Dalam perkembangannya, sistem-sistem informasi yang bersifat sektoral pada akhirnya akan membuat “pulau-pulau informasi”. Otomasi pekerjaan melalui komputerisasi dilakukan pada bidang tertentu, dan sama sekali tidak terkait dengan urusan yang lain.
Persoalan mulai muncul saat ada kebutuhan data atau informasi yang bersifat lintas sektoral. Kebutuhan data seperti ini tidak bisa dipenuhi oleh satu sumber informasi saja, sehingga diperlukan komposisi dari dua atau lebih sumber data. Pada kenyataannya permintaan terhadap data komposit semakin hari semakin tinggi, karena memang banyak urusan yang bersifat multisektoral.

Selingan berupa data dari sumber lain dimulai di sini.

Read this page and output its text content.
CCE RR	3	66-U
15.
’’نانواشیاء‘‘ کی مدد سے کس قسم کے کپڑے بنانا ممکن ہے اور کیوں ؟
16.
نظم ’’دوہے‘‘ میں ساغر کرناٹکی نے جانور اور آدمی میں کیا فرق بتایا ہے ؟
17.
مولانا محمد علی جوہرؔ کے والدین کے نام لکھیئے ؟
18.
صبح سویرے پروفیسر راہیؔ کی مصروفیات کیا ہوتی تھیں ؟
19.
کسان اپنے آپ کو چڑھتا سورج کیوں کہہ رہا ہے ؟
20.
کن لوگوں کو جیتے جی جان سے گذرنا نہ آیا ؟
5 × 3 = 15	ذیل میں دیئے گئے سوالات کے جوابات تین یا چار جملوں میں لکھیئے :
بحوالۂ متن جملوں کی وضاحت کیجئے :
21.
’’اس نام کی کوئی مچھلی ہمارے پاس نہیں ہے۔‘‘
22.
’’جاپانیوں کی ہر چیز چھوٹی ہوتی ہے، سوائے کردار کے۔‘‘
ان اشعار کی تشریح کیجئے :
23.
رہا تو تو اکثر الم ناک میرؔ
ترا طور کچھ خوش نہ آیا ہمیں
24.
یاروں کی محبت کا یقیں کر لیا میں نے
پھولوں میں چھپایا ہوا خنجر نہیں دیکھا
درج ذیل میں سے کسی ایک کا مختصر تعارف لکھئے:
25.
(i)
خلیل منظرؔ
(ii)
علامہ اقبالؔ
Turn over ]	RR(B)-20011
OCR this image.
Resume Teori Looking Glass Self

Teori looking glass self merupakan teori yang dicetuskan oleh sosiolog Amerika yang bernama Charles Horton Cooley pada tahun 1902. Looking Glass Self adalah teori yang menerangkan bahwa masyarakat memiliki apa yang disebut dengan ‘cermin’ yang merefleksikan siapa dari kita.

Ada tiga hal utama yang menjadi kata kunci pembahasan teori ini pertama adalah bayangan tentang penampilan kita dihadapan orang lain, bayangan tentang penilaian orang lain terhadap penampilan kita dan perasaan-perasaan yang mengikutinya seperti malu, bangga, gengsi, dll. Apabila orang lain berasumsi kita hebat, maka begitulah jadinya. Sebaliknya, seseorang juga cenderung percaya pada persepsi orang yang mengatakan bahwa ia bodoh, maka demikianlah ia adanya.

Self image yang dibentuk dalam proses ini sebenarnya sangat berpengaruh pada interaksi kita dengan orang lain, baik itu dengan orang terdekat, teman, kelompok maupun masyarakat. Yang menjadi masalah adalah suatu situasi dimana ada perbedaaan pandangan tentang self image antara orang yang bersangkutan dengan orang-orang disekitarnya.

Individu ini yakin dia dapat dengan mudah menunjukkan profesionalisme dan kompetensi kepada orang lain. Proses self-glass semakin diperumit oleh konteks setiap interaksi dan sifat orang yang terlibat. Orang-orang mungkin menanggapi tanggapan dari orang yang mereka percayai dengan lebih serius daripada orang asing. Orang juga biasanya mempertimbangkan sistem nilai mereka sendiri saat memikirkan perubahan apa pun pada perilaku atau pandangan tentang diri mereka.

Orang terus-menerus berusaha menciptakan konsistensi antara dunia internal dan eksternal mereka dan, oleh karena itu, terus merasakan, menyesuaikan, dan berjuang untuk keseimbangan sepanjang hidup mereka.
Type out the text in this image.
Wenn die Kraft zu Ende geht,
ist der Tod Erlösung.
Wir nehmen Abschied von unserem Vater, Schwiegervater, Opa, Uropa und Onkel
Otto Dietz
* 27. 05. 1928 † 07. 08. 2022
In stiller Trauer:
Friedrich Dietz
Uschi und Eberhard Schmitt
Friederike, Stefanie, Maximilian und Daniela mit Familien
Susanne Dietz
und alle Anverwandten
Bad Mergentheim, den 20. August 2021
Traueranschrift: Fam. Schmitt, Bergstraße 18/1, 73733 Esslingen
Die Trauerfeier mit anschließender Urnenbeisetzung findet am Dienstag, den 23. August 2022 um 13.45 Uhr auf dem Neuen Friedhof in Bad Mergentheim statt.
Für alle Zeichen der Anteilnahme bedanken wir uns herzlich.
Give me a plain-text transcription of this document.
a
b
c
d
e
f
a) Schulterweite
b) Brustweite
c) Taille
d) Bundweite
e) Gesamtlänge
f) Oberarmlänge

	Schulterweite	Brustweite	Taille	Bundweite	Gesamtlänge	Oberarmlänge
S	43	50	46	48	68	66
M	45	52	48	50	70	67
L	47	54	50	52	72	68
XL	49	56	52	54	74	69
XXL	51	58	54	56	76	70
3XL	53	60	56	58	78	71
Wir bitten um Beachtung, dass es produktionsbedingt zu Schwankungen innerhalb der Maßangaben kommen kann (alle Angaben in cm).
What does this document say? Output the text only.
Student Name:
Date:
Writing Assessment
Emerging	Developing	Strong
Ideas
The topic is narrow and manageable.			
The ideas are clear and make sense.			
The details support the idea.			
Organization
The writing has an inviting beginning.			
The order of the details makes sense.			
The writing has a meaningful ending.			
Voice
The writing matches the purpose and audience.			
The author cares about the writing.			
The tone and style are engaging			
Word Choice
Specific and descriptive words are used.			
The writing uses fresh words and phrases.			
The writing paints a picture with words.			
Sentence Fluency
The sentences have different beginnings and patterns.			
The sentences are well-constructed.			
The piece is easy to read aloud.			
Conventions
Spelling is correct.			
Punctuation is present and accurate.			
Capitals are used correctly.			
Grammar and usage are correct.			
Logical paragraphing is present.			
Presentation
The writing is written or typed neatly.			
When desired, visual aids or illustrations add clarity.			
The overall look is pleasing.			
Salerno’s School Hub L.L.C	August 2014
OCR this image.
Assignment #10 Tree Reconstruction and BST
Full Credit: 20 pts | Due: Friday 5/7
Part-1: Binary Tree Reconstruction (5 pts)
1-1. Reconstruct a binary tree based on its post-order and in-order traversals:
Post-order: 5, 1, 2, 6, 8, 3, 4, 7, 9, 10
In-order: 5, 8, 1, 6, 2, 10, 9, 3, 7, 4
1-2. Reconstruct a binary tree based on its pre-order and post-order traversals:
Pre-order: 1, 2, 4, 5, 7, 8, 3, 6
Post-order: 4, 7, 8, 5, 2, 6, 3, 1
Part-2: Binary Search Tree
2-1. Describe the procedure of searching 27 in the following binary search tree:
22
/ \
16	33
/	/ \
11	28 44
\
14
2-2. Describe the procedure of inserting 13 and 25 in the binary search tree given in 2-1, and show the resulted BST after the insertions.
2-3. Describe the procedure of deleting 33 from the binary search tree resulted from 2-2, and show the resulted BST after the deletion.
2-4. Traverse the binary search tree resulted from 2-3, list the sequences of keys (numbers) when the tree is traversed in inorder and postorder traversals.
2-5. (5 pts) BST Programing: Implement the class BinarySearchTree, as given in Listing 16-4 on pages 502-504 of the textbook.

Penanganan pasca-bencana, penanganan wabah penyakit, penyaluran BLT dari subsidi BBM, dan pengembangan industri kecil adalah beberapa contoh urusan yang sangat diwarnai dengan data dan informasi yang berasal dari berbagai sektor.
Pemenuhan kebutuhan data dan informasi multisektor perlu ditangani secara komprehensif. Persoalannya tidak sekedar mencari solusi-solusi teknis melalui penerapan teknologi informasi (TI) semata, tetapi harus ada dukungan protokol dan kebijakan pula. Faktor protokol dan kebijakan menjadi penting karena sumber-sumber data dan informasi berada di otoritas yang berbeda, dan penyusunan informasi multisektor melibatkan pertukaran data/informasi di antara instansi-instansi tersebut. Pengaturan pada tataran kebijakan diperlukan untuk menjamin lancarnya proses pertukaran data antar instansi.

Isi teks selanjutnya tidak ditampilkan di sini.